Floods stir painful memories for Japan’s tsunami survivors, 4½ years on

Kyodo

The heavy rain and flooding that continued in northeastern parts of the country Friday was an unwelcome reminder to many Tohoku residents of the horror four and a half years previously, when the Pacific Ocean poured inland and left around 20,000 people dead or missing.

“Efforts to reconstruct survivors’ lives and mental care are still only halfway complete,” said Yuichi Otomo, 46, of Tagajo, Miyagi Prefecture.

Otomo was taking part in reconstruction work Friday in the Yuriage district of Natori city — as the rain fell.

The tsunami claimed the lives of more than 700 residents in the district.

“Many people lost their family and everything else that they loved,” Otomo mused. “I sometimes wonder if I have the right to live on.” A subsea quake that struck on March 11, 2011, unleashed a wall of water, devastating parts of Japan’s northeastern coast.

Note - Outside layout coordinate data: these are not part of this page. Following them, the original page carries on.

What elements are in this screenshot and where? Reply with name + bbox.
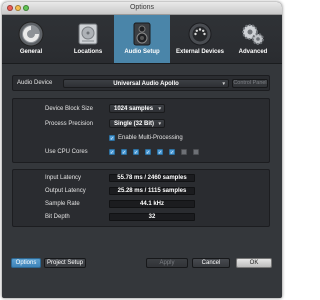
- output-latency-value: 25.28 ms / 1115 samples: [109, 187, 195, 195]
- device-settings-panel: Device Block Size 1024 samples ▾ Process…: [12, 98, 270, 163]
- apply-button[interactable]: Apply: [146, 258, 188, 268]
- audio-device-panel: Audio Device Universal Audio Apollo ▾ Co…: [12, 75, 270, 91]
- process-precision-label: Process Precision: [45, 121, 94, 127]
- window-title: Options: [129, 4, 155, 11]
- multi-processing-checkbox[interactable]: ✓: [109, 135, 115, 142]
- control-panel-button[interactable]: Control Panel: [232, 79, 268, 88]
- process-precision-select[interactable]: Single (32 Bit) ▾: [109, 119, 165, 128]
- device-block-size-select[interactable]: 1024 samples ▾: [109, 104, 165, 113]
- audio-device-value: Universal Audio Apollo: [113, 81, 179, 87]
- tab-label: General: [19, 49, 43, 55]
- cpu-core-checkbox[interactable]: [193, 149, 199, 155]
- process-precision-value: Single (32 Bit): [114, 121, 155, 127]
- sample-rate-value: 44.1 kHz: [109, 200, 195, 208]
- output-latency-label: Output Latency: [45, 188, 86, 194]
- tab-label: Advanced: [238, 49, 268, 55]
- tab-audio-setup[interactable]: Audio Setup: [114, 15, 170, 63]
- bit-depth-value: 32: [109, 213, 195, 221]
- tab-label: Locations: [73, 49, 103, 55]
- bit-depth-label: Bit Depth: [45, 214, 70, 220]
- hard-drive-icon: [78, 23, 98, 45]
- title-bar: Options: [2, 2, 282, 15]
- ok-button[interactable]: OK: [236, 258, 272, 268]
- audio-device-select[interactable]: Universal Audio Apollo ▾: [63, 79, 229, 88]
- cpu-core-checkbox[interactable]: ✓: [121, 149, 127, 156]
- tab-external-devices[interactable]: External Devices: [172, 15, 228, 63]
- cpu-core-checkbox[interactable]: ✓: [145, 149, 151, 156]
- device-block-size-label: Device Block Size: [45, 106, 94, 112]
- speaker-icon: [133, 22, 151, 46]
- midi-connector-icon: [188, 22, 212, 46]
- device-block-size-value: 1024 samples: [114, 106, 154, 112]
- cpu-core-checkbox[interactable]: ✓: [133, 149, 139, 156]
- cpu-core-checkbox[interactable]: ✓: [169, 149, 175, 156]
- tab-label: Audio Setup: [124, 49, 160, 55]
- tab-general[interactable]: General: [6, 15, 56, 63]
- input-latency-label: Input Latency: [45, 175, 82, 181]
- cancel-button[interactable]: Cancel: [192, 258, 230, 268]
- tab-locations[interactable]: Locations: [62, 15, 114, 63]
- cpu-cores-label: Use CPU Cores: [45, 149, 88, 155]
- chevron-down-icon: ▾: [222, 81, 225, 87]
- input-latency-value: 55.78 ms / 2460 samples: [109, 174, 195, 182]
- cpu-core-checkbox[interactable]: [181, 149, 187, 155]
- tab-advanced[interactable]: Advanced: [228, 15, 278, 63]
- tab-label: External Devices: [175, 49, 225, 55]
- sample-rate-label: Sample Rate: [45, 201, 80, 207]
- cpu-core-checkbox[interactable]: ✓: [109, 149, 115, 156]
- cogs-icon: [242, 24, 264, 45]
- gear-icon: [18, 21, 44, 47]
- options-button[interactable]: Options: [11, 258, 41, 268]
- audio-device-label: Audio Device: [17, 80, 53, 86]
- latency-info-panel: Input Latency 55.78 ms / 2460 samples Ou…: [12, 169, 270, 227]
- multi-processing-label: Enable Multi-Processing: [118, 135, 183, 141]
- options-toolbar: General Locations Audio Setup External D…: [2, 15, 282, 64]
- cpu-core-checkbox[interactable]: ✓: [157, 149, 163, 156]
- chevron-down-icon: ▾: [158, 121, 161, 127]
- chevron-down-icon: ▾: [158, 106, 161, 112]
- options-window: Options General Locations Audio Setup Ex…: [2, 2, 282, 298]
- project-setup-button[interactable]: Project Setup: [44, 258, 86, 268]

TV coverage of the deadly floods and mudslides in Ibaraki Prefecture on Thursday was a chilling sight to some survivors of the earlier disaster.

“I never imagined something like this would happen,” said Hidetaka Kawabata, 39, who lives in a temporary housing complex in Koriyama, Fukushima Prefecture. “It reminded me of what I saw in the 2011 disaster.”

Kawabata, an evacuee from the city of Iwaki in the prefecture, lost a sister in the tsunami whom he had been close to.

“I can’t help recalling the tragedy every 11th of every month,” Kawabata said. “We shall never forget what happened that day, no matter how many years pass.”